Das  Herkunftsprinzip basiert auf der gesetzlichen Vermutung, wonach die verschiedenen kantonalen und kommunalen Marktzugangsregelungen gleichwertig sind (Art. 2 Abs. 5 BGBM).

Das Recht auf freien Marktzugang nach Massgabe der Herkunftsvorschriften gilt nicht absolut. Die Behörde des Bestimmungsorts kann den Marktzugang für ortsfremde Anbieter mittels Auflagen oder Bedingungen einschränken. Dafür muss die zuständige Behörde in einem ersten Schritt prüfen, ob die generell-abstrakten Marktzugangsregeln und die darauf beruhende Praxis des Herkunftsorts eines ortsfremden Anbieters einen gleichwertigen Schutz der öffentlichen Interessen vorsehen, wie die Vorschriften des Bestimmungsorts (Gleichwertigkeitsvermutung gemäss Art. 2 Abs. 5 BGBM).
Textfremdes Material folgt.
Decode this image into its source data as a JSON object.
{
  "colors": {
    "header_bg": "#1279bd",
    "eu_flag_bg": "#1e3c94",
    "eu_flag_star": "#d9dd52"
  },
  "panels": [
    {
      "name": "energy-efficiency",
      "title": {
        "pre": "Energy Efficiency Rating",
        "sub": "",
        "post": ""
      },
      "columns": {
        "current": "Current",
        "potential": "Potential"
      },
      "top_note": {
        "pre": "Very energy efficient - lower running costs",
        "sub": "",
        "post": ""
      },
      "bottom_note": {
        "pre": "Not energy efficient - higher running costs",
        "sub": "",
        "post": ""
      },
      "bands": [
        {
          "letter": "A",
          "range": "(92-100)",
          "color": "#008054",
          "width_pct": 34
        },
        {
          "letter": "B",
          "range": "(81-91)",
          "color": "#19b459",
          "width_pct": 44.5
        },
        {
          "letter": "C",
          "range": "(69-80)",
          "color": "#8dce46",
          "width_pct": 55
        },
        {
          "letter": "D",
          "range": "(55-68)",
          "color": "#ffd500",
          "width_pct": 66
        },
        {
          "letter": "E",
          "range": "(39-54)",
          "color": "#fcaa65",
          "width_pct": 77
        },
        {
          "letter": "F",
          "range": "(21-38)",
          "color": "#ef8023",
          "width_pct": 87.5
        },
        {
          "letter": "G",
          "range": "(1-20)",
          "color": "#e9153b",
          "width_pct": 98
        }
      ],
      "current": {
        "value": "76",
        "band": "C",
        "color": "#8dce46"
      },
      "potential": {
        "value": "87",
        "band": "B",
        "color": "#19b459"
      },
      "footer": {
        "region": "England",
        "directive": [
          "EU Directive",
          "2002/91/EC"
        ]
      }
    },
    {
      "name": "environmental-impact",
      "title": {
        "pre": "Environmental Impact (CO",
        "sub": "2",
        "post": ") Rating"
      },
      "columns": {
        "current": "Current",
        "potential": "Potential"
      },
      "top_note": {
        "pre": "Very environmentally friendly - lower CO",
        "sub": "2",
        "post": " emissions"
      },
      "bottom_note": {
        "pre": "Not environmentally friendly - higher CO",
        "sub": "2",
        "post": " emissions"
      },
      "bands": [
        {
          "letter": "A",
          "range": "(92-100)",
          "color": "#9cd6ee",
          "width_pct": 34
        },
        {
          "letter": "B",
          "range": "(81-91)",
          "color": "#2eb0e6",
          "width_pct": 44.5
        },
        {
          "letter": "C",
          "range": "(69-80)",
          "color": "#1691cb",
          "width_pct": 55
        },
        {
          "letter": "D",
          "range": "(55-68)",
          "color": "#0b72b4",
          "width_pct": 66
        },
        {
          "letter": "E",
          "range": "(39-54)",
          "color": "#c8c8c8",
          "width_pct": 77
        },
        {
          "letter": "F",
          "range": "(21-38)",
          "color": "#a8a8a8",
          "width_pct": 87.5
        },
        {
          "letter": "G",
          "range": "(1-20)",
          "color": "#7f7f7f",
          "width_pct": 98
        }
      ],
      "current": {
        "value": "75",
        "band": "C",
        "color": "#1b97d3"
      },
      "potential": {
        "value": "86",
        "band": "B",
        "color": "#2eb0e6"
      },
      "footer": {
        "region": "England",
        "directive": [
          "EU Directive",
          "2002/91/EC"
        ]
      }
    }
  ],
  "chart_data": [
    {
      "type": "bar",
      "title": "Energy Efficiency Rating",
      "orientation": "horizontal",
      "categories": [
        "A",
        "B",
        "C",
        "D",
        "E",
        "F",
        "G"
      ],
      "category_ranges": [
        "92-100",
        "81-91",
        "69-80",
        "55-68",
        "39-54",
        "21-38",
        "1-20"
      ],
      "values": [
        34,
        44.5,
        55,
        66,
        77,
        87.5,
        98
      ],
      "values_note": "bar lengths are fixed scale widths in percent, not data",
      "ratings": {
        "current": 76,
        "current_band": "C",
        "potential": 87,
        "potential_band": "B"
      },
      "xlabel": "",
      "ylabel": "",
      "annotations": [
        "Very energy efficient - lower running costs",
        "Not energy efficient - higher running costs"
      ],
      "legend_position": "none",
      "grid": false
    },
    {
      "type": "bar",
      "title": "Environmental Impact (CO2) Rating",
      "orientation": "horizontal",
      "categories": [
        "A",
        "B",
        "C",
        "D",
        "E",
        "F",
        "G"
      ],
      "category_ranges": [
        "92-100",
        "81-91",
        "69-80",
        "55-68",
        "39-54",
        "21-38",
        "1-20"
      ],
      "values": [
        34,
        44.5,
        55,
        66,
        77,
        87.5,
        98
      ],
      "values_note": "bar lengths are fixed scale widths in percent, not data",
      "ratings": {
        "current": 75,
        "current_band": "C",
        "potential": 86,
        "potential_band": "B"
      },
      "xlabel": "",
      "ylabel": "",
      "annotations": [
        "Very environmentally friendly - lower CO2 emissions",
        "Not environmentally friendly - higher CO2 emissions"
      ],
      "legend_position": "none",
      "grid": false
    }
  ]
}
Ist die Gleichwertigkeitsvermutung in einem konkreten Fall nicht widerlegt, ist dem ortsfremden Anbieter ohne weiteres Marktzugang zu gewähren (BGE 135 II 12 E. 2.4).

Beschränkungen für ortsfremde Anbieter sind in der Form von Auflagen oder Bedingungen zulässig, sofern die Vorschriften des Herkunftsorts in einem konkreten Fall einen wesentlich tieferen Schutz der öffentlichen Interessen vorsehen als die Vorschriften des Bestimmungsorts (Widerlegung der Gleichwertigkeitsvermutung) und sofern die Beschränkungen a) gleichermassen für ortsansässige Personen gelten sowie b) zur Wahrung überwiegender öffentlicher Interessen unerlässlich und c) verhältnismässig sind (Art. 3 Abs. 1 BGBM). Klarerweise unverhältnismässig und damit unzulässig sind Beschränkungen gemäss Art. 3 Abs. 2 BGBM, wenn (nicht abschliessend)

  • der Schutz des öffentlichen Interesses bereits durch die Vorschriften des Herkunftsorts erreicht wird;
  • die Nachweise und Sicherheiten, die der Anbieter bereits am Herkunftsort erbracht hat, genügen;
  • ein Sitz oder eine Niederlassung am Bestimmungsort verlangt wird;
  • der hinreichende Schutz durch die Berufserfahrung des ortsfremden Anbieters gewährleistet ist.

Gemäss Art. 4 Abs. 1 BGBM gelten kantonale oder kantonal anerkannte Fähigkeitsausweise zur Ausübung einer Erwerbstätigkeit auf dem gesamten Gebiet der Schweiz, sofern sie nicht Beschränkungen nach Art. 3 BGBM unterliegen. Diese Bestimmung stellt eine Ergänzung des Rechts auf freien Marktzugang nach Massgabe der Herkunftsvorschriften dar. Sie soll gewährleisten, dass der Binnenmarkt Schweiz bei bewilligungspflichtigen Erwerbstätigkeiten nicht durch unterschiedliche kantonale Bewilligungsvoraussetzungen vereitelt wird.